David Brooks, ten years ago:
The American commentariat is gravely concerned. Over the past week, George W. Bush has shown a disturbing tendency not to waffle when it comes to Iraq. There has been an appalling clarity and coherence to his position. There has been a reckless tendency not to be murky, hesitant, or evasive. Naturally, questions are being raised about President Bush's leadership skills.Meanwhile, among the smart set, Hamlet-like indecision has become the intellectual fashion. The liberal columnist E. J. Dionne wrote in The Washington Post that he is uncomfortable with the pro- and anti-war camps. He praised the doubters and raised his colors on behalf of 'heroic ambivalence.' The New York Times, venturing deep into the territory of self-parody, ran a full-page editorial calling for 'still more discussion' on whether or not to go to war.
David Brooks today:
You notice these people because you rarely see them taking the perspective of people they dislike. They don’t acknowledge that even the most humane projects often involve error, fear and sin along the way.
David Brooks ten years ago:
In certain circles, it is not only important what opinion you hold, but how you hold it. It is important to be seen dancing with complexity, sliding among shades of gray. Any poor rube can come to a simple conclusion -- that President Saddam Hussein is a menace who must be disarmed--but the refined ratiocinators want to be seen luxuriating amid the difficulties, donning the jewels of nuance, even to the point of self-paralysis.
Ten years ago, Mr. Brooks wasn't just some marginal, wingnut blogger building a rep by finding new ways to call people like me a traitor: he was, as Greg Mitchell points out already "...serving as senior editor of the most influential pro-war publication, The Weekly Standard." And as the Senior Editor for The Weekly Standard, beating the shit out of Liberals and carrying water for the Bush Administration were duties Mr. Brooks pursued with gusto, and for which he was richly, richly rewarded.

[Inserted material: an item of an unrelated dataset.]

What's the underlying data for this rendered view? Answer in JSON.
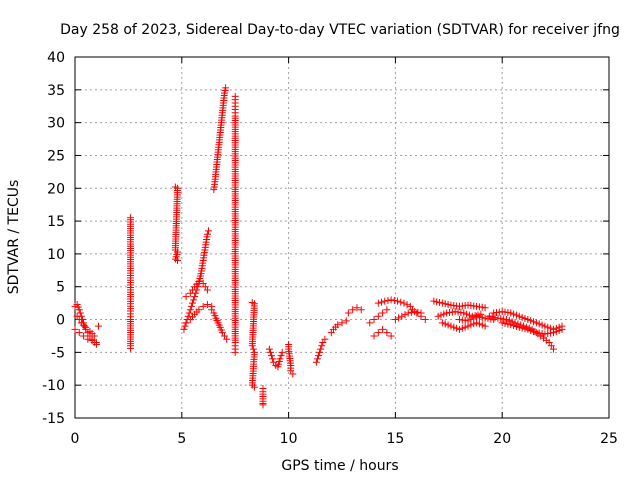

Ten years later, Yale's Professor of Modesty and the winner of Allegheny College's 2012 Prize for Civility in Public Life has not apologized for any of the horrid and horribly wrong things he said. Not apologized, modified or walked-back a word of it. Since his colleagues are all in on the scam, he has no fear that any of them will ever ask him any embarrassing questions, and on the extraordinarily rare occasion when a member of the general public was rude enough to ask him about his public record, he simply denied ever saying any of it and moved on.
Thus liberated from any fear of accountability and borne aloft by vast, unearned wealth, Mr. Brooks now floats above mere humanity, spinning out one asinine economic and cultural theory after another, radically revising history whenever the need arises, freely contradicting himself as he pleases, and always
twirling, twirling, twirling towards freedom!
UPDATE: For the record, I posted the above shortly after midnight this morning. 12 hours later, Mr. Piece arrived at the same party wearing the same dress, bearing a letter from the New York Times legal department scolding him for Fair Using too much of Mr. Brooks' terrible, terrible Monday column. Speaking for Mr. Pierce, Irish Setter Moral Hazard responds:
...In the future, he [Charles Pierce] has promised to quote directly only the most clearly incomprehensible parts of Mr. Brooks's work, or those portions that appear to have been written by the forms of artificial intelligence described by Master in an earlier column. For example, in today's column, one might quote this passage...
The failure to deal with ambiguity is one of the great disorders of the age. It's a flight from reality....and then cite the following passage from antiquity...
...for the purpose of pointing out that Master has retired the House Cup for fatuous front-running."In certain circles, it is not only important what opinion you hold, but how you hold it. It is important to be seen dancing with complexity, sliding among shades of gray. Any poor rube can come to a simple conclusion -- that President Saddam Hussein is a menace who must be disarmed--but the refined ratiocinators want to be seen luxuriating amid the difficulties, donning the jewels of nuance, even to the point of self-paralysis.